I’m reminded of that every time I look at the stats over at the Greenpeace website and see that among the many fine 50-page studies and painstakingly researched information, it’s still the Games section which rules the mousepaths. Which has been driving some thought about how we can bundle campaign messaging into fun-filled delivery packages. Top on my list: How to inform kids today that all that stuff about how the nuclear weapons threat is not simply a matter of rogue states or a bygone of the Reagan era, and that thing called Chernobyl and what it was all about.
So I’m happy to provide you with a sneak peak of our latest Painless Activism Education Device: Duke Anti-Nuke.
We bundled a hundred Fun and Fearsome Facts about nuclear weapons and nuclear power into a platform game featuring our hero, Duke, as he strives to convert nuclear power plants into windmills and solar farms and disarm those pesky WMDs before the evil terrorists get to them. The facts about all things nuclear have been shredded by a smarmy Nuclear Industry publicist, and it’s Duke’s job to gather them up.
Rich Salter and Denise Wilton put this together. I’m really lame at platform games, so in order to test some of the higher levels and see the win screens, I needed somebody who could actually get past that nasty place in screen three where the radioactive waste starts leaking and you have to dodge guards, falls, AND radioactive drops.

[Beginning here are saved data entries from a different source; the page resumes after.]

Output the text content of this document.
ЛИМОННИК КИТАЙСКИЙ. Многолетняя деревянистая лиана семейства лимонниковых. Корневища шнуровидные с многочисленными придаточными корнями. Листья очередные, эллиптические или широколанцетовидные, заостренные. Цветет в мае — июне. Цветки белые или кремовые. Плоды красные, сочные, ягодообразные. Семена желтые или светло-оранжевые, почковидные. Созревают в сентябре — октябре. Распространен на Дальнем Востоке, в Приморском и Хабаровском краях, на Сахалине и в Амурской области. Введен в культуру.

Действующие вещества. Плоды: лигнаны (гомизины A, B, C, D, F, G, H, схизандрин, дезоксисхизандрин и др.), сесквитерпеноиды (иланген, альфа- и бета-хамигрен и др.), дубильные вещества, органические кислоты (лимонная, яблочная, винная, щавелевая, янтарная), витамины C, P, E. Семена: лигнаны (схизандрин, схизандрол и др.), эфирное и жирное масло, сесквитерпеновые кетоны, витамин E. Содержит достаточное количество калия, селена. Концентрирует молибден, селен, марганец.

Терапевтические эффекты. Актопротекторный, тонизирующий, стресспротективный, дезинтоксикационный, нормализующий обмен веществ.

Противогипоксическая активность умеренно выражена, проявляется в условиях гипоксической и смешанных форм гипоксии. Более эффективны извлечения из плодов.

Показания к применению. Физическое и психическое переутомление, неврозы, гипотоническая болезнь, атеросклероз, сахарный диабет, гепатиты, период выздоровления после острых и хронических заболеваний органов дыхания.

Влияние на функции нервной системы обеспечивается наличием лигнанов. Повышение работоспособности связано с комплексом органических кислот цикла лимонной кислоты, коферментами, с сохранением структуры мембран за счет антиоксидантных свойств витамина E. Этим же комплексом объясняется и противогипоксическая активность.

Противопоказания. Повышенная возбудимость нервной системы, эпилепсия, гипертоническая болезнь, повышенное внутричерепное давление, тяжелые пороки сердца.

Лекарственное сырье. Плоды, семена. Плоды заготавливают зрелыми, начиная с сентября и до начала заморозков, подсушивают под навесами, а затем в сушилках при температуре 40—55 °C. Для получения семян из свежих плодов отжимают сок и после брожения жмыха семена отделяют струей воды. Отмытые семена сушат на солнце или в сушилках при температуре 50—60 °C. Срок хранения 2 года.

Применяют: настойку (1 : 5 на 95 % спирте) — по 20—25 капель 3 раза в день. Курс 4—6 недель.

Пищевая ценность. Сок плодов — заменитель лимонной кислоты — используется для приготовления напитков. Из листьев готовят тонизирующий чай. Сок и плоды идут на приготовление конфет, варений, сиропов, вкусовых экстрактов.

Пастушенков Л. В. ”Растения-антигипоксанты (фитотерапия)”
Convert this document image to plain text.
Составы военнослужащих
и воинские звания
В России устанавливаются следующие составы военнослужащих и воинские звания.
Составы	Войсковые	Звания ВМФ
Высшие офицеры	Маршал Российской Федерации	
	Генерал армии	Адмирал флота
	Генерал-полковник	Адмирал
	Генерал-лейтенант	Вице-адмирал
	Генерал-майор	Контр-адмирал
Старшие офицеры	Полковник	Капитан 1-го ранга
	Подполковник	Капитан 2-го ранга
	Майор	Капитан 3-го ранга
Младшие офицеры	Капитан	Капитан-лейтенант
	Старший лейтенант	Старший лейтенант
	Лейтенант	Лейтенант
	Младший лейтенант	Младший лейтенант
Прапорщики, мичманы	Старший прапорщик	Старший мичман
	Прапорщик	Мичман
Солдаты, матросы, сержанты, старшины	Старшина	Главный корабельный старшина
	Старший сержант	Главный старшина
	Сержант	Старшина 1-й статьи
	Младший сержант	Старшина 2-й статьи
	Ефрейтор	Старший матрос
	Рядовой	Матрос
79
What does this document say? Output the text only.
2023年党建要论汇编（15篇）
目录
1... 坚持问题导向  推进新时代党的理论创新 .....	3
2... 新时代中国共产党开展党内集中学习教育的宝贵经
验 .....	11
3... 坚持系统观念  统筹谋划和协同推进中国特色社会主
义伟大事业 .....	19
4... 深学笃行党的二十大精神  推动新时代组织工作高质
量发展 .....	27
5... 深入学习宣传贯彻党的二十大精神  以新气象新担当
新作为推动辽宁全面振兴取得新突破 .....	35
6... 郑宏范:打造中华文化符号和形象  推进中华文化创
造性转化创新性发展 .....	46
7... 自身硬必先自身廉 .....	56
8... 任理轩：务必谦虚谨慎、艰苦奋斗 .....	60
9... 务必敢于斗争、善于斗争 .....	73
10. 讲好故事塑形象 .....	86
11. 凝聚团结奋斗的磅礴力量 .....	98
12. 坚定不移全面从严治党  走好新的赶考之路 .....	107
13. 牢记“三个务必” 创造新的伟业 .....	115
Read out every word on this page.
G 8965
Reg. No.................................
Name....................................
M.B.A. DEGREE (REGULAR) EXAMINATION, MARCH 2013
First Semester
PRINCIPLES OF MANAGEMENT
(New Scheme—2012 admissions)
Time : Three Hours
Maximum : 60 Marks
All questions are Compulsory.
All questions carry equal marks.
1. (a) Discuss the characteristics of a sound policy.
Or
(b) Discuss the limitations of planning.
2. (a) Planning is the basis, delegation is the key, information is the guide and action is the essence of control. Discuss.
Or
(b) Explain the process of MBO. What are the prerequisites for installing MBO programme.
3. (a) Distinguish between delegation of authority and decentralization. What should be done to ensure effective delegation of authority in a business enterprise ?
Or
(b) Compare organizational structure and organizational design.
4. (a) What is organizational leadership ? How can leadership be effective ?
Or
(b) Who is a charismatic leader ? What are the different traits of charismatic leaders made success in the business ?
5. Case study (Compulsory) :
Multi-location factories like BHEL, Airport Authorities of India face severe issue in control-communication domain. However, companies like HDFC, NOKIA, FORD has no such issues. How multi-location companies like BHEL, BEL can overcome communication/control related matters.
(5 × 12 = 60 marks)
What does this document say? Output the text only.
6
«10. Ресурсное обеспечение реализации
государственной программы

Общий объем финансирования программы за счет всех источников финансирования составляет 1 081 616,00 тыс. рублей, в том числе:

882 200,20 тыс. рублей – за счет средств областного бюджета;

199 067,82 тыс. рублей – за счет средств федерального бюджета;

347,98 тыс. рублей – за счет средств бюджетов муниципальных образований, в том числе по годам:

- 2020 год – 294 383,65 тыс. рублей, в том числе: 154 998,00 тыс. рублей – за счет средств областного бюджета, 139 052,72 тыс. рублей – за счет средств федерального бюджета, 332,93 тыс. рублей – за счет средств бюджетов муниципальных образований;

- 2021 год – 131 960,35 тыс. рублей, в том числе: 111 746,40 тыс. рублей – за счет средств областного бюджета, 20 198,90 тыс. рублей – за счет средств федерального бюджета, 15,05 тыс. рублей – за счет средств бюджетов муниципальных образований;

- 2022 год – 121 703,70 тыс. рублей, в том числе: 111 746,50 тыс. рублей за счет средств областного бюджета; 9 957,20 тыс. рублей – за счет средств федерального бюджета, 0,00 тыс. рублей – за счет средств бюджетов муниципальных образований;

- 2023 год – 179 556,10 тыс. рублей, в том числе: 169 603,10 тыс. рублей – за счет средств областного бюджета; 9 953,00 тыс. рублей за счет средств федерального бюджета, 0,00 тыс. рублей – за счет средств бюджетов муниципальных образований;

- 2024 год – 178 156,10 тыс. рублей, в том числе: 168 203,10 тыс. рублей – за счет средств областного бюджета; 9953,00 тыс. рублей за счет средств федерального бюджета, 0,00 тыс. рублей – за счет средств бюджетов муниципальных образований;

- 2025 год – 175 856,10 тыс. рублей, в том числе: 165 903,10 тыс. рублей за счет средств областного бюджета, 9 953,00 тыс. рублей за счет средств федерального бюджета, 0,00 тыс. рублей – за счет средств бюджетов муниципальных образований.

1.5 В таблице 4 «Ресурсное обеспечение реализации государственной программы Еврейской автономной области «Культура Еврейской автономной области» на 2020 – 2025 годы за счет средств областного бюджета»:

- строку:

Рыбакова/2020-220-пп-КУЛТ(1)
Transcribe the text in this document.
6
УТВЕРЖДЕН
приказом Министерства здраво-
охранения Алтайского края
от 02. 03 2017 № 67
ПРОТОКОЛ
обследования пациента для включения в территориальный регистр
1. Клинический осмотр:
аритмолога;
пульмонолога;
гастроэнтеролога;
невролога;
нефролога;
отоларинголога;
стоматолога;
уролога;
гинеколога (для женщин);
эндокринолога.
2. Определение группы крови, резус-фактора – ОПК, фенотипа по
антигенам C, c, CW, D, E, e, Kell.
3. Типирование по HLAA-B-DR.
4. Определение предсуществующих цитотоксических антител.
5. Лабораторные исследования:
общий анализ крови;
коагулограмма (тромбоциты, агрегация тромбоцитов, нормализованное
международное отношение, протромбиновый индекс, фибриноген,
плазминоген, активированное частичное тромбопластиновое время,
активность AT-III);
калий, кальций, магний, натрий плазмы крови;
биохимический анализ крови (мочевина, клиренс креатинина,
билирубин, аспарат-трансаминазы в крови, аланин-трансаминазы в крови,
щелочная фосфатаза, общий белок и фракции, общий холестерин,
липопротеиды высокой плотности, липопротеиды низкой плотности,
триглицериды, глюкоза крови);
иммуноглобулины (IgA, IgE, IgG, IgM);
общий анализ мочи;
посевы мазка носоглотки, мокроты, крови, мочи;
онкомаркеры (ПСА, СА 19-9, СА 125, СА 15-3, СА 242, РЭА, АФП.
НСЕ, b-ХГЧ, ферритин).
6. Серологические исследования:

So I sat my son down, (he could mouse around by the time he was 3) and we went head to head on our two pcs in the basement in a weekend-long Duke challenge. I haven’t had so much damn fun in ages.
But while at 7 years old Doon could appreciate the gameplay, he certainly missed the message. The son of a peace activist had one improvement suggestion: Duke should have a gun, so he can shoot the guards.
We didn’t implement that particular change request.
What’s *your* favourite game with a message?